How to Get Your Money’s Worth from Training your Staff
For many small and growing businesses (SGBs) sending an employee to a course or a program can be a big investment – timewise and financially. Hence, like for any other investment, you would like to see a return on your investment (ROI) – and rightfully so! This is even more important now, in times of overall economic slowdown and uncertainty, where resources need to be allocated where there is balance between risk and ROI.
At Amani Institute, where we run a number of different development programs, we often get asked by business leaders, “how can I be sure to be getting my return on investment when it comes to training and development”? This holds whether that’s for a two-day training for an entire team, or for a six-month leadership development program for selected high-performers.
There are a number of articles that discuss other elements that influence the training success and can lead to an improved ROI, such as the program/course quality & design, or the learner’s capabilities and motivation. However, in our experience, one of the most overlooked factors in training success is the role of the manager of an employee who attends a program or course. In this blogpost series, we would like to propose three mindset shifts that we see are required and also share some practical tips for you as a manager. The three shifts are:
- Treat learning & development as an investment (not as a cost).
- See learning as a process, not an event.
- Consider the role of the manager in training success as central, not peripheral.
Shift 1: Treat learning & development as investment (not as a cost)
Based on our experience, many SGBs – particularly in emerging markets – don’t see learning & development as an area of investment, but rather as a cost. The very first step to get the expected return on investment (ROI) on your training is to treat it as an investment. Making this mental shift comes with a number of implications: One, it means you expect a return over time, not immediately. Secondly, the same as with any financial investment, you diligently assess up front where you want to invest and what ROI you expect. Thirdly, you monitor, manage and nurture your investment.
This also impacts your role as a manager during the pre-training process. Before you decide to invest in any course or program, do your due diligence.

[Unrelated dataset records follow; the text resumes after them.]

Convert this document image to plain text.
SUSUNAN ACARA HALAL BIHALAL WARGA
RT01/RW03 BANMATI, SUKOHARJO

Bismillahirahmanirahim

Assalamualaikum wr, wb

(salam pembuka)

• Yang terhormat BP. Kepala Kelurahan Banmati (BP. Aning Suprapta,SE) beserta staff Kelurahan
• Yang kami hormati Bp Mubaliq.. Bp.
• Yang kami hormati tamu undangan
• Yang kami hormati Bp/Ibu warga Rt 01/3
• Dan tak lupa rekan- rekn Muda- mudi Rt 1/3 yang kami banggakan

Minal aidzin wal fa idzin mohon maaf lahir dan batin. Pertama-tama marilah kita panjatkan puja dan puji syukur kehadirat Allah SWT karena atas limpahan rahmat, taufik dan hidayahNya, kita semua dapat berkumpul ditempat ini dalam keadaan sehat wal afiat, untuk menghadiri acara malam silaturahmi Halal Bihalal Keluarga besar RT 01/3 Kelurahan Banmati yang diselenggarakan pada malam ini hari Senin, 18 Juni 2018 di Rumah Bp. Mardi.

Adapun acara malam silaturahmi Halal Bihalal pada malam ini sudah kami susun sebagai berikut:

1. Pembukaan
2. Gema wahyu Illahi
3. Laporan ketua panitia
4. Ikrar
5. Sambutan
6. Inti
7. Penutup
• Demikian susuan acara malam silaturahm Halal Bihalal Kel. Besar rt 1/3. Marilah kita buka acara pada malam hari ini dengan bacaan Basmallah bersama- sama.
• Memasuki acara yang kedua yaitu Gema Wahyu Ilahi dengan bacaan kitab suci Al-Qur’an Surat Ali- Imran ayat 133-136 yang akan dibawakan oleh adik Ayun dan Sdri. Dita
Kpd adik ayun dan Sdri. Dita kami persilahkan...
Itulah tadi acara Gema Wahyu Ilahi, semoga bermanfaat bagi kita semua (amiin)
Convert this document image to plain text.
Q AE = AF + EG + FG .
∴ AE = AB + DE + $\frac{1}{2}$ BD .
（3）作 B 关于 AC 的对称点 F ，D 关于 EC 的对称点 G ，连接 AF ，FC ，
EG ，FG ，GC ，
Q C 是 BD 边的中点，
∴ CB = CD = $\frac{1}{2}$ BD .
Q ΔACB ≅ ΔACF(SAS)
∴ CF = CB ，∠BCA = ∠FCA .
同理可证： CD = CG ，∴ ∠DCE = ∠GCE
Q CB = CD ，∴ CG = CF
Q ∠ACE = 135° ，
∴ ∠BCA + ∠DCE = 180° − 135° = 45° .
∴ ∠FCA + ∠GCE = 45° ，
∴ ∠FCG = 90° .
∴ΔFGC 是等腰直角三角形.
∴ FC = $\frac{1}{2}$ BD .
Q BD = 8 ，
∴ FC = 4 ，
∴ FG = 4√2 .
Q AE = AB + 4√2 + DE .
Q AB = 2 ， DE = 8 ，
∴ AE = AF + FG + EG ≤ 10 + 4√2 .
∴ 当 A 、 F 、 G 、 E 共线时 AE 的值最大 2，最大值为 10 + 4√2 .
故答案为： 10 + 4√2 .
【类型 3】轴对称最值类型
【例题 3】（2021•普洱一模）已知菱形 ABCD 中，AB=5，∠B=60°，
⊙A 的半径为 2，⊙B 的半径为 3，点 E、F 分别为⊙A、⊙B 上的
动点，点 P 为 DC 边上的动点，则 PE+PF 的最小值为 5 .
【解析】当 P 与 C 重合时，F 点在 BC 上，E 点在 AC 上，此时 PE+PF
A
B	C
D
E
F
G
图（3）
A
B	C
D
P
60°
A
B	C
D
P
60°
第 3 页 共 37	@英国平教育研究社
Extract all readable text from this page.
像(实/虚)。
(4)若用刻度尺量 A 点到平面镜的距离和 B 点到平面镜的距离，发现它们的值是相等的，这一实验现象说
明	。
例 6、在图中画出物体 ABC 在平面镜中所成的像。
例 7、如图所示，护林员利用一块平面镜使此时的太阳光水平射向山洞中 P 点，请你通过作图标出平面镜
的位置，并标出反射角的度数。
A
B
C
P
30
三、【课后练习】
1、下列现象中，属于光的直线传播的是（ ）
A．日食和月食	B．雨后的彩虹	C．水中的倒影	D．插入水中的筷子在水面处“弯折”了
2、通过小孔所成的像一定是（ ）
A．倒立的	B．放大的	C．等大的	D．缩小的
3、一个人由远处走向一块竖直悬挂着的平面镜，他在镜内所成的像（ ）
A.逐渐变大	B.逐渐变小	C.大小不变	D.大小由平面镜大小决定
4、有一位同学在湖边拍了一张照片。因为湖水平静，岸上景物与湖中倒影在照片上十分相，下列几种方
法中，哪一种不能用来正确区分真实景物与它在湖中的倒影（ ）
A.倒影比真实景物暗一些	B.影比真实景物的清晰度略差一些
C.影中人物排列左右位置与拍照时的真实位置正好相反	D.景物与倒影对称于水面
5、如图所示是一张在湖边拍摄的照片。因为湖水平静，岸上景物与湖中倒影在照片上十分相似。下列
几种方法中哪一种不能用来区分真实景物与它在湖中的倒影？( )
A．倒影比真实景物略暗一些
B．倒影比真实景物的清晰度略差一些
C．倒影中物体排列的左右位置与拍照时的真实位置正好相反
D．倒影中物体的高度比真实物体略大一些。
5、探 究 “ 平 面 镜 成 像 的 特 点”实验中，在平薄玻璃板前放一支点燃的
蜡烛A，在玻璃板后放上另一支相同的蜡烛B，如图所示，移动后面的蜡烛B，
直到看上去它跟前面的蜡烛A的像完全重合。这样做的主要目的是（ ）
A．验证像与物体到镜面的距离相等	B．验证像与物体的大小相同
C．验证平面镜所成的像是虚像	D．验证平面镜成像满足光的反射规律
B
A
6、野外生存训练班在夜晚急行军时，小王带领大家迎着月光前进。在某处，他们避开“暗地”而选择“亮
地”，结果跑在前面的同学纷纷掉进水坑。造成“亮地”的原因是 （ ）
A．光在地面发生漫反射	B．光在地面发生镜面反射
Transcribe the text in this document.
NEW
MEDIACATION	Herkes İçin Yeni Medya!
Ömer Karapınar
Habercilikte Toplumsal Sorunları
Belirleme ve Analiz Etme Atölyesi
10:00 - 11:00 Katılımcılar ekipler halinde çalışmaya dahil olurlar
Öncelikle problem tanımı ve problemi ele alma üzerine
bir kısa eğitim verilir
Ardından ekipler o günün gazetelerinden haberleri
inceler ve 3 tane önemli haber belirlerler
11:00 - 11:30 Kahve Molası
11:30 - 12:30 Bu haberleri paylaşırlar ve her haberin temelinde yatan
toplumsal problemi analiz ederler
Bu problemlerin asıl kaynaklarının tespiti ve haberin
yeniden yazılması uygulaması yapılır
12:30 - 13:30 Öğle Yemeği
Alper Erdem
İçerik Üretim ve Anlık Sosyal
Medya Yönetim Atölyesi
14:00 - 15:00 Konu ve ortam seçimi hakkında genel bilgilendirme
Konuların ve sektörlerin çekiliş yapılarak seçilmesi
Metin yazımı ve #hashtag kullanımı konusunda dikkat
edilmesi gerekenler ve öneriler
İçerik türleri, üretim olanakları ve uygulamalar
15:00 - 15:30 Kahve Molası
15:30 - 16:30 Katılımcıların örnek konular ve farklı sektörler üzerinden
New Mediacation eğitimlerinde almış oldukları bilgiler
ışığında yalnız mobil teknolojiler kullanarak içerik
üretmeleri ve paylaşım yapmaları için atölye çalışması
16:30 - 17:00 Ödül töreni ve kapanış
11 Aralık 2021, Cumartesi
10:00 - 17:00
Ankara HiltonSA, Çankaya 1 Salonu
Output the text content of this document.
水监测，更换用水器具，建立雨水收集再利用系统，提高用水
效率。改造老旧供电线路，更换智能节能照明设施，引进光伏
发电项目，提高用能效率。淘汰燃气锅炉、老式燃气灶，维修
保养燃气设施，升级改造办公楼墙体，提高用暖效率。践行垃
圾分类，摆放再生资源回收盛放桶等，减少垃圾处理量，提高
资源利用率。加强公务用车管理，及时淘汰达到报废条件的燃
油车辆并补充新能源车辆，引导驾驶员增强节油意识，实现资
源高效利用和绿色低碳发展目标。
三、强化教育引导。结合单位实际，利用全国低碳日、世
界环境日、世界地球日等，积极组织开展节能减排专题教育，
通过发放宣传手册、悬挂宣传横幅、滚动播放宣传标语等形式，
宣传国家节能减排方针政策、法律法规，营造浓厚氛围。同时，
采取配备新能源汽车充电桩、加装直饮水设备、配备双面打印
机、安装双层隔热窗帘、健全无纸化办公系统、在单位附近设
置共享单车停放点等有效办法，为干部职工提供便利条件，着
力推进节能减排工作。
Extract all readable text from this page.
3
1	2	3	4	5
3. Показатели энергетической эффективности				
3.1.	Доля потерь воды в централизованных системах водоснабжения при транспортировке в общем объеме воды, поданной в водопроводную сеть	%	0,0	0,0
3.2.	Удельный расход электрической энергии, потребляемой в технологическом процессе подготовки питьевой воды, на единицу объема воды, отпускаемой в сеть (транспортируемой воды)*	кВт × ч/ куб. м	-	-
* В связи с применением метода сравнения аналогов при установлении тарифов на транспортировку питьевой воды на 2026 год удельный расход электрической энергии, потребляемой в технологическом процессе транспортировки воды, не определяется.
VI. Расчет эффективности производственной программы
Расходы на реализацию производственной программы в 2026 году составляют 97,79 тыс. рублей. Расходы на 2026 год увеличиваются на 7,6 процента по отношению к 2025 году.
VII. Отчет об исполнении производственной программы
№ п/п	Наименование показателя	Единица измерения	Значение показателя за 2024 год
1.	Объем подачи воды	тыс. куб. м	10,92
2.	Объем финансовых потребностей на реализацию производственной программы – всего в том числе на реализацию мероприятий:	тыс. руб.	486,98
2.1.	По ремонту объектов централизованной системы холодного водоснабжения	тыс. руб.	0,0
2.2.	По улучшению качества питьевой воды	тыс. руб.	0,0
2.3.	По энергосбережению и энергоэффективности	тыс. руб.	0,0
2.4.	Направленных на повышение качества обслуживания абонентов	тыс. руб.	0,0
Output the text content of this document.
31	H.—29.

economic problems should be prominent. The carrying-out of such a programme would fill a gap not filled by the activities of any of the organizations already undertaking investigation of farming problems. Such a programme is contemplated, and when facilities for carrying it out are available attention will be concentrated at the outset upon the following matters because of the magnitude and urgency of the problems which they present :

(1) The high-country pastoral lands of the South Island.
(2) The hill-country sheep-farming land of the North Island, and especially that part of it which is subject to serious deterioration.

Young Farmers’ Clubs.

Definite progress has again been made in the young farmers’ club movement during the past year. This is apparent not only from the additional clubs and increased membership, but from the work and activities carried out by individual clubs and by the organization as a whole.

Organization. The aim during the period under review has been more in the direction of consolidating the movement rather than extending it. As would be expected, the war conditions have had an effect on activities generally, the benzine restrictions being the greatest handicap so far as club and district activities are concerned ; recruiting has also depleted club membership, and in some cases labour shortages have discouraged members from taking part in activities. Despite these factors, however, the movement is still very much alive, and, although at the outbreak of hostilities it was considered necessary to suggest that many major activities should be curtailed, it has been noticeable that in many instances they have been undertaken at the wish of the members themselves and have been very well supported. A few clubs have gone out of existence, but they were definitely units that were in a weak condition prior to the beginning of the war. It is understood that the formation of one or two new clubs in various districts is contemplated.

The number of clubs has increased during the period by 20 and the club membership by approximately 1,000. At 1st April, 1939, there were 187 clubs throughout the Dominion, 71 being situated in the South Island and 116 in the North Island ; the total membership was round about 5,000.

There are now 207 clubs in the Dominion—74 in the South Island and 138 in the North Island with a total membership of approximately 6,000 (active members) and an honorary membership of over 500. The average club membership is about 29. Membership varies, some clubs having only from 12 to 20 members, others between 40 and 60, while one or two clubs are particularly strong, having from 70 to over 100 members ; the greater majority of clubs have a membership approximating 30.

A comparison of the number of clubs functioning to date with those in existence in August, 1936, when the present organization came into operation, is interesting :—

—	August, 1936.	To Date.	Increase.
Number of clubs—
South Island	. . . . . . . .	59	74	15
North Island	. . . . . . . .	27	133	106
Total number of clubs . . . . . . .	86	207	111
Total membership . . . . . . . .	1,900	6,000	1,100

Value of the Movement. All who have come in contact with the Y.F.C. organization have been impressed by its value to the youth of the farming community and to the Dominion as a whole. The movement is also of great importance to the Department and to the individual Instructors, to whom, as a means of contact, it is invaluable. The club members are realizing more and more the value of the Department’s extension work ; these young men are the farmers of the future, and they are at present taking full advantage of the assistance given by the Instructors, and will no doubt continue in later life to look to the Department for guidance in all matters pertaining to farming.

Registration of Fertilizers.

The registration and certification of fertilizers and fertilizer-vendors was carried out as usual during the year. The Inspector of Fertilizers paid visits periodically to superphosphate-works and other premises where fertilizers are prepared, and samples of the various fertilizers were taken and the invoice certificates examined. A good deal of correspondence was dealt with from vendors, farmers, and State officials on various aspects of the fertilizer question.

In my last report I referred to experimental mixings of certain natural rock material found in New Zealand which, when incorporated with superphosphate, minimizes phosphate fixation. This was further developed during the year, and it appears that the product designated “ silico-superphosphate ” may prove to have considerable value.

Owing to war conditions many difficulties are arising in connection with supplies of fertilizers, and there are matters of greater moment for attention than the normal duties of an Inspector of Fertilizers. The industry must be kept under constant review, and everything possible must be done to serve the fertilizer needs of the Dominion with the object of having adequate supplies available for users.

Specifically,
- Clearly understand what high value business need will be addressed with the investment into a particular training program.
Training programs are never an end to itself, they should only be a means to an end to achieve a better business outcome. (That doesn’t mean at all a training should not have value for the individual attending it). Examples of business outcomes include: higher work productivity (could be on different levels), increased customer satisfaction, increased revenue, better service/product, etc. Unfortunately, managers and business owners are often not clear enough for themselves how the investment into a training program will link to improved business results. This lack of understanding can lead to a number of potential consequences: no training investment, under-investment, lack of prioritization, lack of accountability and expectation setting with the employees, etc. understanding the link between the training investment and business performance is critical.
- Next, check, if training is the right development intervention for performance improvement on a people level. Training can be a great way to close a knowledge and skills gap or help people to perform even at a higher level. But if you are looking at skills development, then mentoring and coaching could also be development interventions that you could consider. However, training isn’t the right solution if the performance problem stems either from an attitude problem, unclear expectations, or lack of feedback. If in such a scenario, you were to invest in a training course, you are very likely not to reap any fruits of your investment. Unfortunately, that is still too often the case, and unfulfilled expectations lead to disappointment.
Finally, once you have considered the first two criteria and you have decided to invest, it is very important to:
- Make sure the “why” is understood and you jointly agree what business and personal success look like. That could include a number of actions from a manager:
- Clarify to the individual employee or the team the bigger “why” of this training: what business results are you trying to achieve – how does it link to the strategic goals of the organization? In many cases it is more powerful when this explanation comes from the line manager instead of HR.
- Explain the individual “why” behind a nomination to attend training/course/program – knowing the why will make a big difference to the motivation of the learner(s). For example, if you see the employee as a high potential individual with room for even further growth and that’s the reason they are nominated to be on a leadership development program, then communicate that explicitly.
- Share what performance expectations you have – what behaviors you would like to see a change in? Try to be as specific as possible.
- Discuss with the trainee(s) what they are hoping to get out of it and what would success look like to them. If they are the ones who proposed to attend a particular training, explore with them the bigger why.
To sum up, one way to increase your ROI on training and development is to start seeing and treating the investment in training and development of your people the same way as you would any other investment. That means giving the right amount of attention to due diligence, having clear business-outcome expectations, and also making pre-training communication with participants a priority.